And in full
enjoyment of all these doings, the poet of the whole stood singing--the
simple-minded thrush, proclaiming that the world was good and kind, but
himself perhaps the kindest, and his nest, beyond doubt, the best of it.
"How lovely everything is to-day!" Blyth Scudamore spoke slowly, and
gazing shyly at the loveliest thing of all, in his opinion--the face of
Dolly Darling. "No wonder that your brother is a poet!"
"But he never writes about this sort of thing," said Dolly, smiling
pleasantly. "His poems are all about liberty, and the rights of men,
and the wrongs of war. And if he ever mentions cows or sheep, it is
generally to say what a shame it is to kill them."
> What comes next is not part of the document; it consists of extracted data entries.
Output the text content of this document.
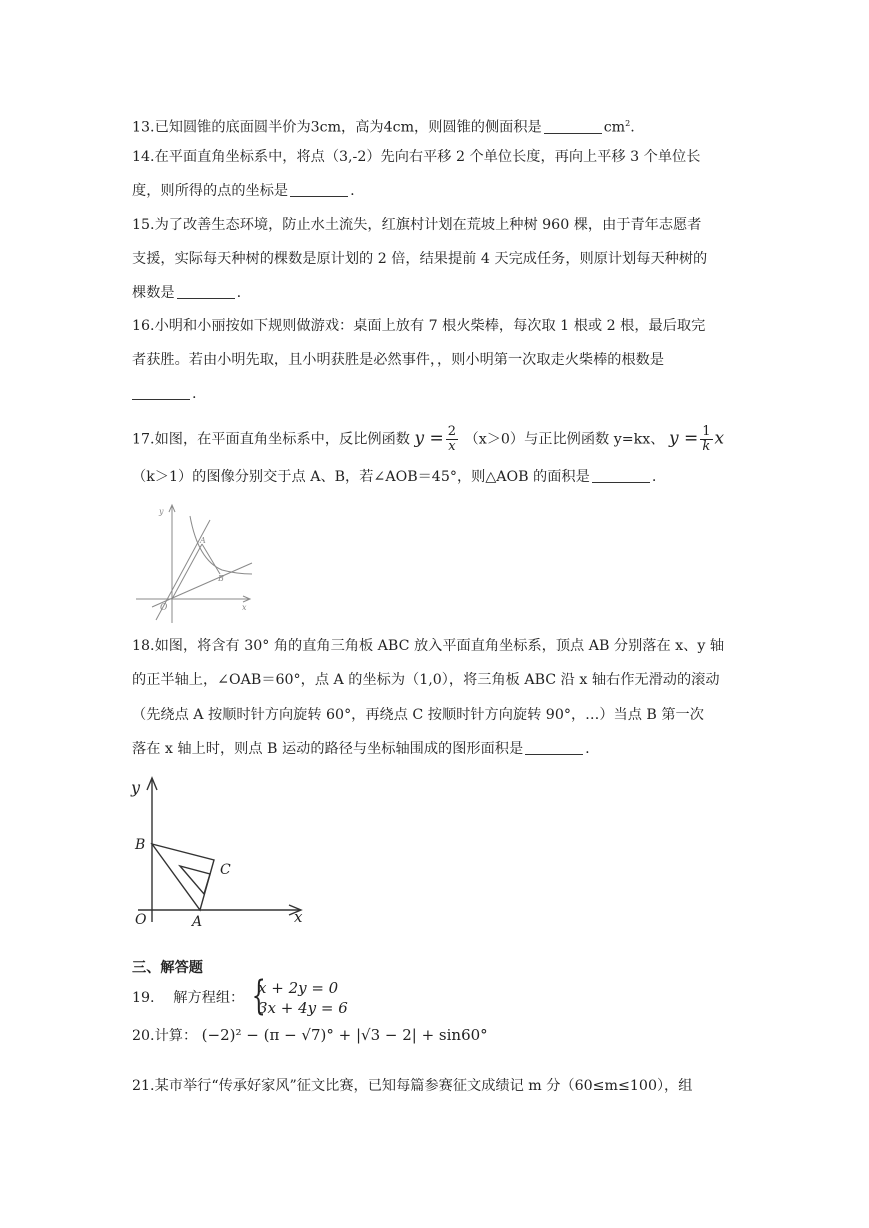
13.已知圆锥的底面圆半价为3cm，高为4cm，则圆锥的侧面积是	$cm^2$.
14.在平面直角坐标系中，将点（3,-2）先向右平移 2 个单位长度，再向上平移 3 个单位长
度，则所得的点的坐标是	.
15.为了改善生态环境，防止水土流失，红旗村计划在荒坡上种树 960 棵，由于青年志愿者
支援，实际每天种树的棵数是原计划的 2 倍，结果提前 4 天完成任务，则原计划每天种树的
棵数是	.
16.小明和小丽按如下规则做游戏：桌面上放有 7 根火柴棒，每次取 1 根或 2 根，最后取完
者获胜。若由小明先取，且小明获胜是必然事件，，则小明第一次取走火柴棒的根数是
.
17.如图，在平面直角坐标系中，反比例函数 $y = \frac{2}{x} (x>0)$与正比例函数 y=kx、 $y = \frac{1}{k}$ x
（k＞1）的图像分别交于点 A、B，若∠AOB＝45°，则△AOB 的面积是	.
y
x
O
A
B
18.如图，将含有 30° 角的直角三角板 ABC 放入平面直角坐标系，顶点 AB 分别落在 x、y 轴
的正半轴上，∠OAB＝60°，点 A 的坐标为（1,0），将三角板 ABC 沿 x 轴右作无滑动的滚动
（先绕点 A 按顺时针方向旋转 60°，再绕点 C 按顺时针方向旋转 90°，…）当点 B 第一次
落在 x 轴上时，则点 B 运动的路径与坐标轴围成的图形面积是	.
y
x
O	A
B
C
三、解答题
19.　 解方程组： {
x + 2y = 0
3x + 4y = 6
20.计算： (−2)² − (π − √7)° + |√3 − 2| + sin60°
21.某市举行“传承好家风”征文比赛，已知每篇参赛征文成绩记 m 分（60≤m≤100），组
"But surely it is much worse to kill men. And who is to be blamed for
that, Miss Darling? The Power that wants to overrun all the rest, or the
Country that only defends itself? I hope he has not converted you to
the worship of the new Emperor; for the army and all the great cities of
France have begged him to condescend to be that; and the King of Prussia
will add his entreaties, according to what we have heard."
"I think anything of him!" cried Dolly, as if her opinion would settle
the point. "After all his horrible murders--worst of all of that very
handsome and brave young man shot with a lantern, and buried in a ditch!
I was told that he had to hold the lantern above his poor head, and his
hand never shook! It makes me cry every time I think of it.